A critic says: 'Mereological nihilism is obviously absurd because I can see and touch my desk — clearly it exists.' What is the most accurate nihilist response?
AThe desk is an illusion — our perceptions of composite objects cannot be trusted
BThe desk-talk refers to simples arranged desk-wise; the nihilist denies only the desk as a distinct composite entity, not the simples or our interactions with them
CThe critic is correct that ordinary objects exist — nihilism applies only to abstract or theoretical composites
DThe concept of 'existing' does not apply to configurations of simples, so the question is malformed
The nihilist does NOT say the desk is an illusion or that nothing is there. The nihilist says: when you point at 'the desk,' you are pointing at a configuration of simples arranged desk-wise. There is no FURTHER entity — the desk — over and above those simples. Simples arranged desk-wise exist; the desk as a distinct composite object does not. This is an ontological parsimony claim, not a denial of physical reality.
Question 2 Multiple Choice
A philosopher argues we should posit a table as a distinct entity over and above its atomic parts because it is more convenient to talk about. What is the nihilist's strongest objection?
ATables are not actually convenient to talk about because they require plural quantification
BPositing the table as a distinct object introduces overdetermination — the atoms already do all the causal work, so the table adds no explanatory power
CTables are macroscopic objects and therefore too large to be metaphysically fundamental
DConvenience is never a valid criterion for ontological commitment
The overdetermination argument is the central motivation for nihilism. If the atoms composing the table causally explain every physical interaction attributed to the table, what causal work does the table as a DISTINCT entity do? Positing it as an additional object crowds the causal story without adding explanatory power. Nihilism's parsimony is earned precisely here: simples arranged table-wise account for everything; no extra entity is required.
Question 3 True / False
According to mereological nihilism, ordinary language claims like 'there is a chair' are meaningless and should be abandoned.
TTrue
FFalse
Answer: False
Nihilism does not make ordinary talk meaningless — it reinterprets it through paraphrase. 'There is a chair' is reconstructed as 'there are simples arranged chair-wise.' This preserves the utility of ordinary language while making no ontological commitment to chairs as distinct composite entities. The nihilist's challenge is paraphrase adequacy — whether such paraphrases can cover all cases — not the abandonment of language.
Question 4 True / False
The main motivation for mereological nihilism is ontological parsimony: avoiding the need to posit composite objects as distinct entities when simples can do all the explanatory work.
TTrue
FFalse
Answer: True
This is precisely the overdetermination argument. The constituent simples causally account for every interaction attributed to the composite object. Positing the composite as an additional distinct entity multiplies entities without adding explanatory payoff. Nihilism embraces the simplest possible ontology: only simples, and nothing more — with ordinary object talk reconstructed as useful shorthand rather than genuine reference.
Question 5 Short Answer
Why does mereological nihilism say 'simples arranged desk-wise' rather than simply 'the desk'? What philosophical work does this paraphrase do?

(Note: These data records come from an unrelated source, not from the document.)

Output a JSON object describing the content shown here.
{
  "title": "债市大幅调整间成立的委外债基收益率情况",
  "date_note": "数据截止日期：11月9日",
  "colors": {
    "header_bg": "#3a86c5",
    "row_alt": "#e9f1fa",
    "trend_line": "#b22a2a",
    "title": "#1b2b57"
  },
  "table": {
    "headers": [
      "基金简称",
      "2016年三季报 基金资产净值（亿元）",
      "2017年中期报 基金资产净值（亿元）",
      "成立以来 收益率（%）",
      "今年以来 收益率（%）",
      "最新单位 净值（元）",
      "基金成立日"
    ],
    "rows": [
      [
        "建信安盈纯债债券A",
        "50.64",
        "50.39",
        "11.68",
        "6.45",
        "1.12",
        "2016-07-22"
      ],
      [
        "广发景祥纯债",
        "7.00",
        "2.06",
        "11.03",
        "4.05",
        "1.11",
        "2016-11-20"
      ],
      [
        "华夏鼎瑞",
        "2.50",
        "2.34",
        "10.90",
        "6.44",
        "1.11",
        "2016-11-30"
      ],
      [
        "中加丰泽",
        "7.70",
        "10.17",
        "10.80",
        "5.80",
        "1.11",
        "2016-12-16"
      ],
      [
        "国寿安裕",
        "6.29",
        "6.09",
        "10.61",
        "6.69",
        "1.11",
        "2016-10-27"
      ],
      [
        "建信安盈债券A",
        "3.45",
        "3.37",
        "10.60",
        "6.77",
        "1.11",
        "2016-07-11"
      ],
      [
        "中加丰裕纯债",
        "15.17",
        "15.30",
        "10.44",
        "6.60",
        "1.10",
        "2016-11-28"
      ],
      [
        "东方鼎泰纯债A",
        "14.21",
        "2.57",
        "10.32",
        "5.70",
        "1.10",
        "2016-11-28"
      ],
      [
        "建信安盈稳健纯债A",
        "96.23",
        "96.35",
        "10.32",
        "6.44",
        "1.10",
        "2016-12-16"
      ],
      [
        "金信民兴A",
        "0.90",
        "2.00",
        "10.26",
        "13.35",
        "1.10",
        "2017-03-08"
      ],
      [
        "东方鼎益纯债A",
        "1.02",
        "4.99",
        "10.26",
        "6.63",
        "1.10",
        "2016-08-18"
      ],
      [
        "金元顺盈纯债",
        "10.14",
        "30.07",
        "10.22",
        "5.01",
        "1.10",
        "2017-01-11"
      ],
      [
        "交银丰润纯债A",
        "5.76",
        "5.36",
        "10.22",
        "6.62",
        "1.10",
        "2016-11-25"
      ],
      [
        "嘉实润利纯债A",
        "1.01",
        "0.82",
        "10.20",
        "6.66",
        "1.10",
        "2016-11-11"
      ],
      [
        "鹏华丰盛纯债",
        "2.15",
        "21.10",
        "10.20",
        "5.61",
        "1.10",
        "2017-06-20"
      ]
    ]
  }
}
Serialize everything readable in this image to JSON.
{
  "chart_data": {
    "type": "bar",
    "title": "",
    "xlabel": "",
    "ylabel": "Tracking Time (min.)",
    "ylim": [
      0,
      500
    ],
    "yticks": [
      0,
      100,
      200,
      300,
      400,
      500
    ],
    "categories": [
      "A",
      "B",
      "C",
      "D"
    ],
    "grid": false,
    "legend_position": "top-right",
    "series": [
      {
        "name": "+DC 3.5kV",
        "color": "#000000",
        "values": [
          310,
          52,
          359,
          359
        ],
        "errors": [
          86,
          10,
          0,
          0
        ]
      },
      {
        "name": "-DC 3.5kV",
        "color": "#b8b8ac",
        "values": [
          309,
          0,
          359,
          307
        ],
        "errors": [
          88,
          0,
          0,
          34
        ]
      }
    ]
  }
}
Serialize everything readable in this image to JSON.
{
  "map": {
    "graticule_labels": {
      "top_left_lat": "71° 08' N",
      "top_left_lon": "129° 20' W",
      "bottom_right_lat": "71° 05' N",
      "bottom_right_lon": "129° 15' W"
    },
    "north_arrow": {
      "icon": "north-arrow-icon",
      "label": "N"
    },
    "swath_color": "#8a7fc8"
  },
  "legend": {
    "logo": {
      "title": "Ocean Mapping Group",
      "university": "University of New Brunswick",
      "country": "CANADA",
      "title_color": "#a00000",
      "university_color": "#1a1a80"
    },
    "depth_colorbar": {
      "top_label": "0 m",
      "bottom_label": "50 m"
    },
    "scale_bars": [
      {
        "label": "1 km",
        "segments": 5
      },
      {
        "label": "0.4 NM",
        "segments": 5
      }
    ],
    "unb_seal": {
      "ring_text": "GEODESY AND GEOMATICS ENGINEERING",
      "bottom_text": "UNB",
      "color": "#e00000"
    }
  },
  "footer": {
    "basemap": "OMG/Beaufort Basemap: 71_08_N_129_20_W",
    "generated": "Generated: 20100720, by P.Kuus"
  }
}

Think about your answer, then reveal below.
Model answer: The paraphrase 'simples arranged desk-wise' makes no ontological commitment to a desk as a distinct entity over and above the simples. Saying 'the desk' appears to refer to a composite object that exists IN ADDITION to its parts — an entity the nihilist denies. The paraphrase acknowledges the physical configuration (the arrangement of simples) without positing an extra object whose existence would require justification. This is the parsimony move: all the descriptive work gets done without adding any new entity to the ontology.
The philosophical work is separating two questions that ordinary language conflates: 'Are there simples here arranged in a desk-like way?' (yes) and 'Is there a desk — a composite entity — here in addition to those simples?' (nihilism says no). Ordinary object talk collapses these, making it seem as if the existence of the arrangement entails the existence of the composite. The paraphrase makes the nihilist's denial precise and shows that it is not a denial of anything observable — only a denial of a theoretical posit.